Promoting Inclusive Economic Integration: Skills Mobility within ASEAN

Greater skills mobility can bring more equal opportunities and help close the income gap.
A key component of the newly established ASEAN Economic Community is greater mobility of workers in eight skilled professions (engineering, nursing, surveying services, architecture, accounting services, medical practice, dental practice, and tourism) within ASEAN member countries, as reflected in the signing of Mutual Recognition Arrangements (MRAs). The number of covered sectors could increase over time.
Meanwhile, a major challenge facing the international development community is how to confront widening income inequality. The question at hand is whether greater skills mobility within ASEAN is an inclusive type of economic integration – i.e., integration that contributes to a reduction in income or wealth inequality.
There are at least two major reasons by which greater skills mobility can lead to greater inclusivity and lower inequality:
- Greater mobility by skilled professionals strengthens the bargaining power of people relative to firms. In the absence of MRAs, many multinational firms can transport workers within ASEAN anyway. When you go to large hotels in Malaysia, Singapore, or Indonesia, you will see many Filipinos there working as chefs or entertainers. In other words, without the ASEAN agreement, skilled workers cannot move easily and directly; the primary way for them to take advantage of wage differential across national borders is to rely on multinational firms hiring them in one country and placing them in another. This dependency on large firms weakens workers’ bargaining power. The agreement on skills mobility will significantly empower skilled professionals, allowing them to get a bigger share of the gains from skill reallocation. In this sense, the agreement on skills mobility in ASEAN represents an inclusive type of increased integration.
- The skill mobility agreement helps to level the playing field for small- and medium-sized enterprises (SMEs) relative to large firms. Having HR machinery that hires workers in one country and places them in another entails fixed costs. By being able to spread the fixed cost over a larger work force, larger firms are not as challenged by barriers to skills mobility as much as smaller firms. In this sense, barriers to skilled mobility favor large firms relative to small firms. And reductions in these barriers reduce one relative disadvantage for SMEs. Again, as such, the agreement on skills mobility in this way represents an inclusive type of increased integration.
On the other hand, there are potential risks that greater skills mobility can increase inequality and reduce inclusion.

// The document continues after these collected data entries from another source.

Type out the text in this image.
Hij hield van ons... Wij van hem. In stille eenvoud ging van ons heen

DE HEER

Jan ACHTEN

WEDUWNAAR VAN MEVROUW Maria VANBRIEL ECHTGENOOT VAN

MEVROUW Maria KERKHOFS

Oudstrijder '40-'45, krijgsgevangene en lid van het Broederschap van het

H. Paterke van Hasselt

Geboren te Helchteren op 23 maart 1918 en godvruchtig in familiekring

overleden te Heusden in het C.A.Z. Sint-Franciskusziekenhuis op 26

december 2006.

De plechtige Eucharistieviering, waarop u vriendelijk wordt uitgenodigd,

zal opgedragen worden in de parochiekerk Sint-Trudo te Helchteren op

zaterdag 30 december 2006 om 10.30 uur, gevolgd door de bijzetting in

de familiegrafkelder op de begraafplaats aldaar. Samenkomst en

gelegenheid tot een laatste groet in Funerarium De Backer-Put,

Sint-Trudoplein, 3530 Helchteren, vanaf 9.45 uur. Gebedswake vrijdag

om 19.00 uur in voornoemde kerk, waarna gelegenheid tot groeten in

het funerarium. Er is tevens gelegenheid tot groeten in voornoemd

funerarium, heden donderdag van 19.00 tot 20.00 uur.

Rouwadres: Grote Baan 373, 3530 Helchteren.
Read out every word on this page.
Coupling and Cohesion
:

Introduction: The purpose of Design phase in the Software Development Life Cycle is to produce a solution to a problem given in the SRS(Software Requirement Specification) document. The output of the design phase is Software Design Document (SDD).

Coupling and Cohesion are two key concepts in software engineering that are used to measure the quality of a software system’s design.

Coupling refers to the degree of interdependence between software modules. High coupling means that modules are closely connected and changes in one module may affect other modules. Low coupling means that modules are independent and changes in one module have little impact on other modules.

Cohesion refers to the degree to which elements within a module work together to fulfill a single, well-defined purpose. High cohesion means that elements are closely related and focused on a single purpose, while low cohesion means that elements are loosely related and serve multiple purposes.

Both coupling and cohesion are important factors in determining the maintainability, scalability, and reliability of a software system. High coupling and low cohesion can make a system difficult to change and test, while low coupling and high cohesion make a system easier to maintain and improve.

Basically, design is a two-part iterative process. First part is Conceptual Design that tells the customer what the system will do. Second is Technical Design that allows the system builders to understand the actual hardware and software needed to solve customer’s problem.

Precisely because skills mobility enhances the skill premium for professionals, it could widen the income differential between high-skilled and lower-skilled workers, resulting in worsening inequality. Is this a big risk? It depends. First, it depends very much on whether skills mobility is an endpoint by itself or a stepping stone towards, eventually, a broader mobility that includes workers of all skill levels. Second, it also depends on ASEAN member countries’ policies and programs on education and skills training. If greater skill mobility raises returns to education and skill upgrading, and students and workers who wish to acquire more skills have both the means and access to do so, then this can lead to a rise in the general skill level of the work force, and result in a more inclusive outcome. There are some encouraging signs that this has started to happen. Some of the lower income ASEAN members have shown efforts to improve their curriculums for education and training, and to strengthen their certification and accreditation processes.
Also, because skill mobility allows foreign skilled professionals to compete more easily with local professionals for jobs, locals could lose their jobs or experience a stagnation in their pay. How big is this risk? It depends on whether ASEAN member countries have policies and programs to offer re-training or to otherwise help their workers to adjust. In the end, only professionals and firms with a global or regional comparative advantage can be assured of good jobs and decent wage growth.
All in all, the greater skills mobility envisioned by the ASEAN Economic Community has the potential to promote more equal opportunities and more equal incomes, but it is not automatic. Complementary reforms by governments are needed to ensure that the economic integration is truly of the more inclusive type.